I point my feet toward the stylist as she looks me up and down, trying to evaluate what to do with me.
“Is this your natural hair?” she says, twirling my thin, wiry strands. All I can think is,Please don’tPretty Womanme.
“Wait, you look familiar.” She squints her eyes at me while putting a few color swatches against my skin. I feel more exposed than ever with each new “test” she conducts on me.
The strange sounds she mutters—“mm-hmm,” “ughh,” uhhhh”—each sound progressively more unsettling than the last. It takes a while before she finally comes out with a full sentence.
“You’re Charlotte Tate, right?”
“Yeah, I booked an appointment with you the other day.”
“No… No, I mean—” She pulls out her phone to show a picture of Holden and I kissing at the garden party. I never bothered to analyze our kiss, but now that it is up close in front of me, I’m not sure what to make of it.
“I guess—”
My thought remains fleeting as the next thing she says is, “You’re pear-shaped,” before walking away to fetch something.
When she comes back, she brings the shorter, male version of her by her side. He doesn’t say his name or make a polite greeting.
No, he is just as prickly as she is.
“How tall are you?” He grabs me by the hand, lifting me to the podium to twirl me.
“Five foot six,” I reply.
Rebecca points at Holden. “How tall are you?”
“Five foot eleven.”
For the first time, I feel relieved that he didn’t do what most guys do and round up to six feet. He only looks at me, amused at being puppeteered by both stylists.
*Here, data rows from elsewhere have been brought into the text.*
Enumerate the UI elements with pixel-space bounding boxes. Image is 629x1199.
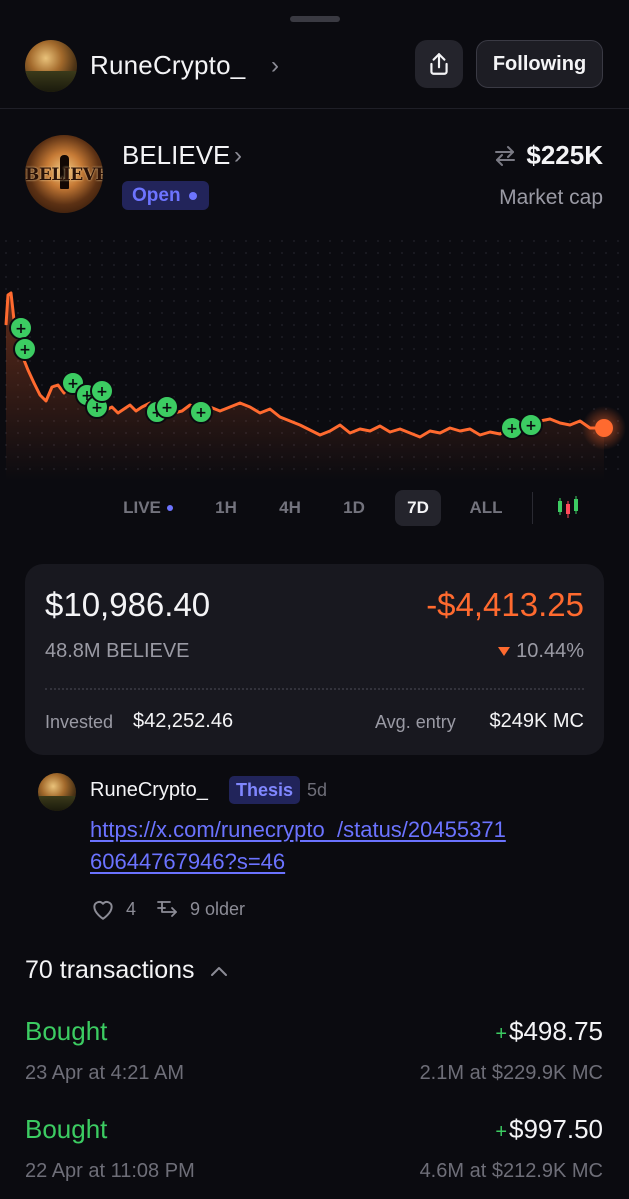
svg-text:+: + [96, 384, 108, 400]
avg-entry-label: Avg. entry [375, 712, 456, 732]
position-card[interactable]: $10,986.40 -$4,413.25 48.8M BELIEVE 10.4… [25, 564, 604, 755]
tab-live[interactable]: LIVE [110, 490, 186, 526]
tab-1h[interactable]: 1H [202, 490, 250, 526]
position-holding: 48.8M BELIEVE [45, 640, 190, 662]
transaction-kind: Bought [25, 1016, 108, 1046]
svg-text:+: + [19, 342, 31, 358]
invested-value: $42,252.46 [133, 710, 234, 732]
buy-marker[interactable]: + [189, 400, 213, 424]
token-name[interactable]: BELIEVE [122, 140, 230, 171]
transaction-row[interactable]: Bought +$997.50 22 Apr at 11:08 PM 4.6M … [25, 1114, 603, 1194]
heart-icon[interactable] [90, 897, 116, 921]
older-count[interactable]: 9 older [190, 899, 245, 920]
status-dot [188, 191, 197, 200]
buy-marker[interactable]: + [13, 337, 37, 361]
invested-label: Invested [45, 712, 114, 732]
position-pnl: -$4,413.25 [426, 586, 584, 623]
transaction-amount: +$498.75 [495, 1016, 603, 1047]
thesis-avatar[interactable] [38, 773, 76, 811]
down-triangle-icon [498, 647, 511, 656]
svg-text:+: + [195, 405, 207, 421]
price-chart[interactable]: + + + + + + + + + + + [0, 235, 629, 480]
status-badge: Open [122, 181, 209, 210]
share-button[interactable] [415, 40, 463, 88]
chevron-right-icon[interactable]: › [234, 142, 242, 170]
buy-marker[interactable]: + [90, 379, 114, 403]
svg-text:+: + [161, 400, 173, 416]
position-value: $10,986.40 [45, 586, 211, 623]
card-divider [45, 688, 584, 690]
market-cap-value: $225K [526, 140, 603, 170]
share-icon [430, 53, 448, 75]
buy-marker[interactable]: + [519, 413, 543, 437]
transactions-count: 70 transactions [25, 956, 195, 984]
thesis-age: 5d [307, 780, 328, 800]
transaction-amount-value: $498.75 [509, 1016, 603, 1046]
transaction-amount: +$997.50 [495, 1114, 603, 1145]
transaction-detail: 2.1M at $229.9K MC [419, 1062, 603, 1084]
market-cap-label: Market cap [499, 186, 603, 209]
following-button[interactable]: Following [476, 40, 603, 88]
tab-7d[interactable]: 7D [395, 490, 441, 526]
thesis-actions: 4 9 older [90, 895, 245, 923]
transaction-amount-value: $997.50 [509, 1114, 603, 1144]
plus-icon: + [495, 1023, 508, 1045]
status-label: Open [132, 184, 181, 206]
svg-text:+: + [506, 421, 518, 437]
tab-live-label: LIVE [123, 498, 161, 517]
chevron-up-icon [210, 966, 227, 976]
transactions-header[interactable]: 70 transactions [25, 956, 229, 985]
thesis-username[interactable]: RuneCrypto_ [90, 779, 208, 802]
market-cap-row[interactable]: $225K [492, 140, 603, 171]
candlestick-icon [558, 496, 578, 518]
username[interactable]: RuneCrypto_ [90, 50, 245, 81]
thread-icon[interactable] [156, 898, 180, 920]
buy-marker[interactable]: + [9, 316, 33, 340]
transaction-kind: Bought [25, 1114, 108, 1144]
tab-4h[interactable]: 4H [266, 490, 314, 526]
sheet-grabber[interactable] [290, 16, 340, 22]
thesis-link[interactable]: https://x.com/runecrypto_/status/2045537… [90, 814, 510, 878]
buy-marker[interactable]: + [155, 395, 179, 419]
transaction-time: 23 Apr at 4:21 AM [25, 1062, 184, 1084]
token-image-text: BELIEVE [25, 165, 103, 185]
user-avatar[interactable] [25, 40, 77, 92]
current-price-dot [595, 419, 613, 437]
token-image[interactable]: BELIEVE [25, 135, 103, 213]
chevron-right-icon[interactable]: › [271, 52, 279, 80]
candlestick-toggle[interactable] [550, 490, 586, 526]
avg-entry-value: $249K MC [489, 710, 585, 732]
transaction-detail: 4.6M at $212.9K MC [419, 1160, 603, 1182]
plus-icon: + [495, 1121, 508, 1143]
timeframe-divider [532, 492, 533, 524]
swap-arrows-icon[interactable] [492, 144, 518, 168]
svg-text:+: + [525, 418, 537, 434]
price-chart-svg: + + + + + + + + + + + [4, 291, 626, 480]
transaction-row[interactable]: Bought +$498.75 23 Apr at 4:21 AM 2.1M a… [25, 1016, 603, 1096]
transaction-time: 22 Apr at 11:08 PM [25, 1160, 195, 1182]
tab-1d[interactable]: 1D [330, 490, 378, 526]
timeframe-selector: LIVE 1H 4H 1D 7D ALL [110, 490, 600, 526]
like-count: 4 [126, 898, 137, 919]
thesis-badge: Thesis [229, 776, 301, 804]
header-divider [0, 108, 629, 109]
svg-text:+: + [15, 321, 27, 337]
tab-all[interactable]: ALL [460, 490, 512, 526]
pnl-percent-value: 10.44% [516, 640, 584, 662]
profile-header: RuneCrypto_ › Following [0, 38, 629, 94]
live-dot [166, 505, 173, 511]
pnl-percent: 10.44% [498, 640, 584, 663]
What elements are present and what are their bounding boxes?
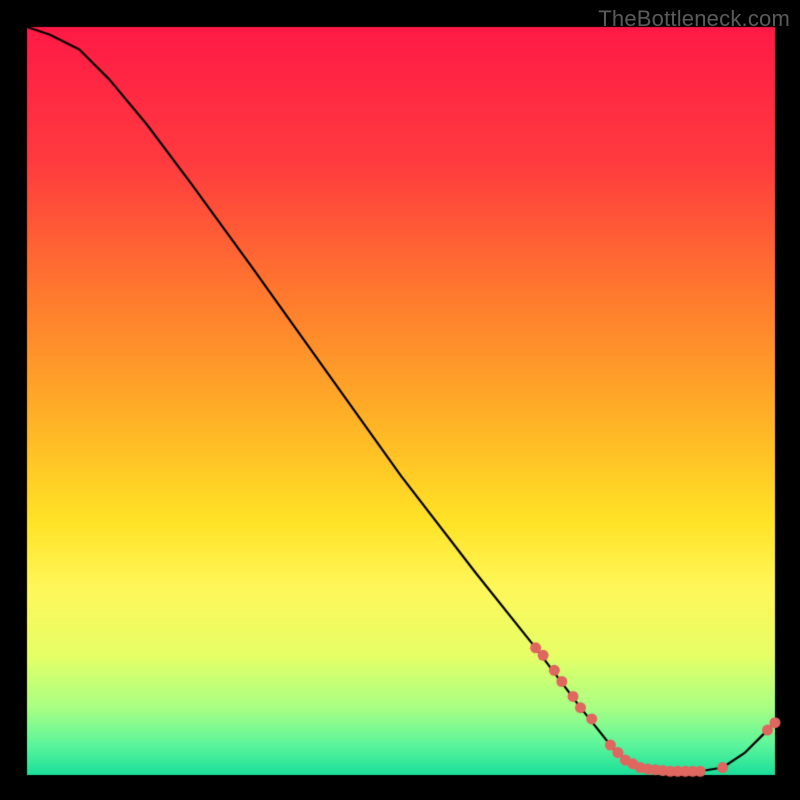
chart-container: TheBottleneck.com (0, 0, 800, 800)
watermark-text: TheBottleneck.com (598, 6, 790, 32)
bottleneck-chart-canvas (0, 0, 800, 800)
It’s the cheesy grin on his face that puts me at ease. When Rebecca clasps her hands with excitement, I prepare for another prickly question.
Instead, she says, “Perfect,” then disappears to the middle of the showroom where all the racks of clothing are. The man moves over to Holden with a measuring tape.
I stand there awkwardly, waiting for her to come back. When she does, she has several dresses laid against the crook of her arm. She pushes me behind the curtain and throws her first dress of choice at me.
“I am going to go get matching heels. Don’t come out until you have them on.”
I quickly get undressed, every untrimmed edge of my body exposed to the mirror. A diet consisting of coffee, Taco Bell and hating the idea of physical fitness with every fiber in my being.
I was nowhere near rail thin, but I hoped the designer of these dresses had magical shaping powers that can make every dress look perfect.
The first one is white and mid length. Fitting it over my head is a whole workout. When I see my final form, I accept that I am now a fluffy cupcake with large sliver stilettos.
“Come on, let’s see,” the stylist asks.
“Absolutely not,” I say quickly before throwing the cupcake back over my head, heaving from the weight of it.
Rebecca shoves the next one at me. This time, the dress is shiny and metallic. A floor-length drape that sits heavy with a million and one beads sewn into it.
“I am a human disco ball,” I mumble to myself.
“What was that?” she calls from behind the curtain.
“Is there anything more simple that you have out there?”
“Is she always this difficult?” I hear her grating voice, directing her comment to only Holden, as if I am not there.